String to Integer Conversion
[cs
challenges
algorithm
]
The input would be something like ”42”
, or perhaps ”-42”
. There are at least three things to consider.
- To correctly identify negative numbers
- To parse each character as an integer
- To construct the actual number value given the integers parsed in 2.
To solve 1. all we need to do is to inspect the first character of the string, looking for the special case ”-”
. If we find it, we can raise a flag to remember to convert the number constructed in 3. to its negative.
The solution for 2 is quite interesting, and remind me one of the best books about programming I’ve ever read. I’ve never written a “hello world!” program. And as far as I can remember, the first one I wrote in C was one to print a table of ASCII codes, and their character representation. Why am I digressing like this? Because there you have a way to translate a character to an integer. And, more importantly, in ASCII, the characters representing numbers are all placed together and sorted. In other words, if you happen to know the value of ”0”
, then you know that the value of ”1”
is the next integer. It doesn’t matter the actual value of ”0”
, the difference ”1” - “0” == 1
So far, we managed to translate the string into an array of integers. Now we need to think how to convert the array into an actual number. From grade school, we should remember that the digits of a number tell us a lot from its own value, but tell us even more with its position. The first 2
in 22
is telling us something different than the second one. In particular, given its position, it is telling us that we need to multiply it by 10
. In other words, by taking into consideration the position of the digit, we can construct the actual number.
Perhaps the easier way to compute the actual number value would be to go from right to left, as we’ve done in grade school. We can start at the unit column, and as we progress to the left, we should multiply the value found there by an order of magnitude higher.
But there are a couple of issues here. The first one is that we will need to keep track of the position of each value, and then, we need to perform two operations even before starting the sum. We will need to take the exponent of 10, and then we will need to multiply that to the value in the position.
What if, instead of tracking the position, and calculate the exponent in each iteration, we leave that to the actual structure of the buffer. Let’s say we have [1,6,0,2]

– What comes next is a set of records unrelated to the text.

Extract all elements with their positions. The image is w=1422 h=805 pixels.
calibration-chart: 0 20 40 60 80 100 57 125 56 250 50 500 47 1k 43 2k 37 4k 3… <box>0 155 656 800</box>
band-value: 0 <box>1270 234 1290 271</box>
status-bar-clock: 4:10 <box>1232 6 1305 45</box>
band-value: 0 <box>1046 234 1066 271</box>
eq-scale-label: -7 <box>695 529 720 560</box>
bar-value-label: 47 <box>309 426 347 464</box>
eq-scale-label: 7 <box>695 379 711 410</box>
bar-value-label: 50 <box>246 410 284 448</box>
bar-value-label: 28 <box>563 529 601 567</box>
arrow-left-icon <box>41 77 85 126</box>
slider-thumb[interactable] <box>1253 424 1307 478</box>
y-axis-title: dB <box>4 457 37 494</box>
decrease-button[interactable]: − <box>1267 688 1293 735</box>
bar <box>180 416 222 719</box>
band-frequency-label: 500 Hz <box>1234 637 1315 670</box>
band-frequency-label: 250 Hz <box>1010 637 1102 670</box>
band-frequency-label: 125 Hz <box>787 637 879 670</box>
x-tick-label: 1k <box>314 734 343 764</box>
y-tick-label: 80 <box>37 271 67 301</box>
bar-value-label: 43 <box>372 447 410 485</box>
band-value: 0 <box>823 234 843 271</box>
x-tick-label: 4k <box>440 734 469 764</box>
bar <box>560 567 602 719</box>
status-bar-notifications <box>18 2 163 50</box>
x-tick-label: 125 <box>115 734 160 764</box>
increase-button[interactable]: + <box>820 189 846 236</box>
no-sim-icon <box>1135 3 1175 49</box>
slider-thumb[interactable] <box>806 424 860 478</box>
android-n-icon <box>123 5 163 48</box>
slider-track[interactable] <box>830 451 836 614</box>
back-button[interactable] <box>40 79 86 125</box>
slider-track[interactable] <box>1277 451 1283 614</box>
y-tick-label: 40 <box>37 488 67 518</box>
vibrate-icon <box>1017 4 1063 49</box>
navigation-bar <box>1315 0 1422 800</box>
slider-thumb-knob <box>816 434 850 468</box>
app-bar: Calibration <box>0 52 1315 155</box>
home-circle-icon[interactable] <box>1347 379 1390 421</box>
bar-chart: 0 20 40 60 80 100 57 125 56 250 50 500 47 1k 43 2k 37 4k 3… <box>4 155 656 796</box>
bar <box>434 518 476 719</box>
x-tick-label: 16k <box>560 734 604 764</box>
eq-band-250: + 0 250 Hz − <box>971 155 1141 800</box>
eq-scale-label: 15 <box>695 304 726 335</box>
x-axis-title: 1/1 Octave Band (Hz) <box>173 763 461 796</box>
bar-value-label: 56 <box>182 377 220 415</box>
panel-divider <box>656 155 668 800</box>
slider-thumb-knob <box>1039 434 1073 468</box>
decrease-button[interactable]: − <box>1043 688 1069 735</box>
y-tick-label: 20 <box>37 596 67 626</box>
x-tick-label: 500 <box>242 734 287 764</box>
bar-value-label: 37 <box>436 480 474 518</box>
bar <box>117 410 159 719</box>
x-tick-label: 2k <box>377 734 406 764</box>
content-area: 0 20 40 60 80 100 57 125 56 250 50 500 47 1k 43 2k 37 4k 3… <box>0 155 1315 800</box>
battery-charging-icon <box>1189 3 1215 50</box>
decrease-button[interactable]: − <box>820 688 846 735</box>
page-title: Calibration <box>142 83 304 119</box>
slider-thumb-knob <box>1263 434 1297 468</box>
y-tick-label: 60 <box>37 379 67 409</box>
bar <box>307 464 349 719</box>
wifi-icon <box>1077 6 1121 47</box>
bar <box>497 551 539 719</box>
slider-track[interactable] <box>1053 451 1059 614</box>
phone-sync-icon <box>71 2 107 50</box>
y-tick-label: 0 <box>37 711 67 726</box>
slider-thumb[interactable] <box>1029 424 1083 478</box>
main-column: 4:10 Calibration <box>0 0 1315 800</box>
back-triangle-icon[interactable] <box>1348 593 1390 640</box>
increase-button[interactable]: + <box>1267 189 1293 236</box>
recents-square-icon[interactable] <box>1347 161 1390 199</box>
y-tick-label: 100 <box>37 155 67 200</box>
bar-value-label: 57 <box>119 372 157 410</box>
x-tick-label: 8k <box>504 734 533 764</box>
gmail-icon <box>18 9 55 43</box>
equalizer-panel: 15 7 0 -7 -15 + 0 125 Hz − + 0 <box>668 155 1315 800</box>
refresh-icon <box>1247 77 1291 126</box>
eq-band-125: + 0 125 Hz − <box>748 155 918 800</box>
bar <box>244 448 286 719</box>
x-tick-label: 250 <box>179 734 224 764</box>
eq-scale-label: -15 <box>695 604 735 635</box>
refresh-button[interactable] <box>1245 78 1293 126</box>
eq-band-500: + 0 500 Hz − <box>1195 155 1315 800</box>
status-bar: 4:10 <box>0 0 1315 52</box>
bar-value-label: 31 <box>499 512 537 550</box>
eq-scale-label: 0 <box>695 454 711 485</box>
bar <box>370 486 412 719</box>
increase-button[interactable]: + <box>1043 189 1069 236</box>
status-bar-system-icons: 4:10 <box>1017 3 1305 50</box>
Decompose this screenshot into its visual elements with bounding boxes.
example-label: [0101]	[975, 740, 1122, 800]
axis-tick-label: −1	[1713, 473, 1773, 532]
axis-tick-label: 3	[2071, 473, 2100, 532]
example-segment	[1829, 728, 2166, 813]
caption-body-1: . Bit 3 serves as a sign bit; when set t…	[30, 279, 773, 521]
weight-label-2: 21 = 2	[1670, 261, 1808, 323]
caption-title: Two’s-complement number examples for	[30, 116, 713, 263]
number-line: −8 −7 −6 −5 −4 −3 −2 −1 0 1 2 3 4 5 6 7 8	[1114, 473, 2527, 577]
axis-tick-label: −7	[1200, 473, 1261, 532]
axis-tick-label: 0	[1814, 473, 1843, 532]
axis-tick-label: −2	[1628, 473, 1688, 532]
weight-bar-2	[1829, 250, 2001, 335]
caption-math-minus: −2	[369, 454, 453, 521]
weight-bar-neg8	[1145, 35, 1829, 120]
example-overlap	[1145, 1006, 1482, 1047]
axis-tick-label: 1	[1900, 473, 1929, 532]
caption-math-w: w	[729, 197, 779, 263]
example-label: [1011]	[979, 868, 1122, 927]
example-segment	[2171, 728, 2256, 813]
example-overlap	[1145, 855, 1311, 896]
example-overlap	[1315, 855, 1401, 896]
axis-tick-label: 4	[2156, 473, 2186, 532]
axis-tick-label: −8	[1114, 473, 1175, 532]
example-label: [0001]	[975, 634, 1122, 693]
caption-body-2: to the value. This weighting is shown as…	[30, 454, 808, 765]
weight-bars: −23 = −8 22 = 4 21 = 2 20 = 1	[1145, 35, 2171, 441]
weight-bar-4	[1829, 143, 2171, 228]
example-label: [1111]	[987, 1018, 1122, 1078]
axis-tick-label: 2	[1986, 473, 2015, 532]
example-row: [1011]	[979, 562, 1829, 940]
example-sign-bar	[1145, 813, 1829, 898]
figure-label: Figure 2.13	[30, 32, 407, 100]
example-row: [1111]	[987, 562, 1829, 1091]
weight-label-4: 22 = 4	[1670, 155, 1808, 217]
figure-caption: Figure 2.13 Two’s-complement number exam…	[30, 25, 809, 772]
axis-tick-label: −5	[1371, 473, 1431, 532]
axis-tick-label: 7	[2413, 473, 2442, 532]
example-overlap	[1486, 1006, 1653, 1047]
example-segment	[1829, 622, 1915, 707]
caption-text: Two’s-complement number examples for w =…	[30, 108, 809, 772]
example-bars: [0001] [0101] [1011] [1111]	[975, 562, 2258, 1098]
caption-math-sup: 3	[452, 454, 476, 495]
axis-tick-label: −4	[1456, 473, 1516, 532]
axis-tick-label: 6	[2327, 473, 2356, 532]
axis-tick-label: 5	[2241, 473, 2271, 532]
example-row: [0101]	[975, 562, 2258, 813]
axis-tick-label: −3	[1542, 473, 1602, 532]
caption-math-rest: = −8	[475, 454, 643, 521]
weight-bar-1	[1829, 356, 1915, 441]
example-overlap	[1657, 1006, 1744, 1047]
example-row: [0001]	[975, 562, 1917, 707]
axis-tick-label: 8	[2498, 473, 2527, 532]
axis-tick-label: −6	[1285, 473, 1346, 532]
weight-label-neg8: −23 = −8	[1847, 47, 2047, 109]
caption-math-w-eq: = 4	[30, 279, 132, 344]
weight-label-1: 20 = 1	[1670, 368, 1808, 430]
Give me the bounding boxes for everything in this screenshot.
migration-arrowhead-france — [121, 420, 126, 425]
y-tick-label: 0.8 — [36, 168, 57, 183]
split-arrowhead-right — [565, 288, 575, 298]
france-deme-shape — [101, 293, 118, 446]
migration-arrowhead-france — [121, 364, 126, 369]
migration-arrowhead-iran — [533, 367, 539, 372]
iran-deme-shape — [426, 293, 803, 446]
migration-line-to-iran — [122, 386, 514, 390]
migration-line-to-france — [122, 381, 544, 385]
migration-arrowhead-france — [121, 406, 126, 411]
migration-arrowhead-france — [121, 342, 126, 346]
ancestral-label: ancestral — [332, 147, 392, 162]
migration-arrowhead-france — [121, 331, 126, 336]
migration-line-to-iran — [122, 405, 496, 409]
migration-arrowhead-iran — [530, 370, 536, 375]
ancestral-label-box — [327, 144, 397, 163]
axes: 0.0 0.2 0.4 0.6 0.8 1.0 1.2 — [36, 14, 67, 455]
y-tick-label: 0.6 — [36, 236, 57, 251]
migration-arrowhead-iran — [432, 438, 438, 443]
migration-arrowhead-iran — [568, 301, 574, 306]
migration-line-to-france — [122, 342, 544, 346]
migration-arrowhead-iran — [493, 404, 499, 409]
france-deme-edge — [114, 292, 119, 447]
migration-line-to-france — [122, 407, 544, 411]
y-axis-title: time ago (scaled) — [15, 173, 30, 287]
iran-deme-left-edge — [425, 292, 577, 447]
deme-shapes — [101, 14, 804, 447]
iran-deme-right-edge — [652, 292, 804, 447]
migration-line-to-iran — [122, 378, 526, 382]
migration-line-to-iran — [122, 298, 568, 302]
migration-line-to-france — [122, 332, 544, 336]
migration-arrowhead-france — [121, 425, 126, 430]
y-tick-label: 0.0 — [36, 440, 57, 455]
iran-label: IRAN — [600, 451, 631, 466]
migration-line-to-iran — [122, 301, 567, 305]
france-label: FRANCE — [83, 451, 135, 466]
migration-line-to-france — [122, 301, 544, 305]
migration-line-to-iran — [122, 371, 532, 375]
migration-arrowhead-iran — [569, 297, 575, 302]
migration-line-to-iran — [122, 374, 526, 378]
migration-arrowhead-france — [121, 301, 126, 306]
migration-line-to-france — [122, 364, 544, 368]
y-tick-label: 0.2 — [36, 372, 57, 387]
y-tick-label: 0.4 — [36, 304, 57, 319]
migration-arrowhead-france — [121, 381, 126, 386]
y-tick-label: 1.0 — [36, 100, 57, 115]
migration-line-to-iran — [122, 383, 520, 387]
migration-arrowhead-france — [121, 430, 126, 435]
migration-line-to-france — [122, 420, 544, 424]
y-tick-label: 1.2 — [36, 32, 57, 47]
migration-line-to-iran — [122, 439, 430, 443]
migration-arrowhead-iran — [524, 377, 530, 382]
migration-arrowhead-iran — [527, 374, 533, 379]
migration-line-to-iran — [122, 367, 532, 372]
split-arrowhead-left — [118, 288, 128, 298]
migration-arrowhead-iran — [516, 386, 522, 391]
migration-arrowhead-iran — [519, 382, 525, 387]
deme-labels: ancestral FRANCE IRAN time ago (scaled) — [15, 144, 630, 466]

. If we start looping at the left, we just read 1, make it the value of our number, and move to the next step. Since we are moving to the next position, we multiply our number by 10
, and then add to it the number we are reading 6
. So far, we have 16
. One more lap, and we multiply the number by 10
, converting it to 160
, and add the read digit. One last loop. The number is converted to 1600
by multiplying it by 10
, and by adding 2
we finally get the expected value 1602
. And all of that without tracking the position, and saving one operation per loop. The optimization is pretty popular, useful in checksums, and based on the Horner’s Scheme.
For historical reasons, I am converting Unicode to Ascii
extension Character {
var asciiValue: Int {
get {
let s = String(self).unicodeScalars
return Int(s[s.startIndex].value)
}
}
}
extension String {
var asInt: Int {
let base = Array("0").first!.asciiValue
var result = 0
let negative = self.hasPrefix("-")
let startIndex = negative ? 1 : 0
let stringAsArray = Array(self)
for index in startIndex..<stringAsArray.count {
let c = stringAsArray[index]
let delta = c.asciiValue - base
result *= 10 // Horner's Rule http://mathworld.wolfram.com/HornersRule.html
result += delta
}
if negative {
result *= -1
}
return result
}
}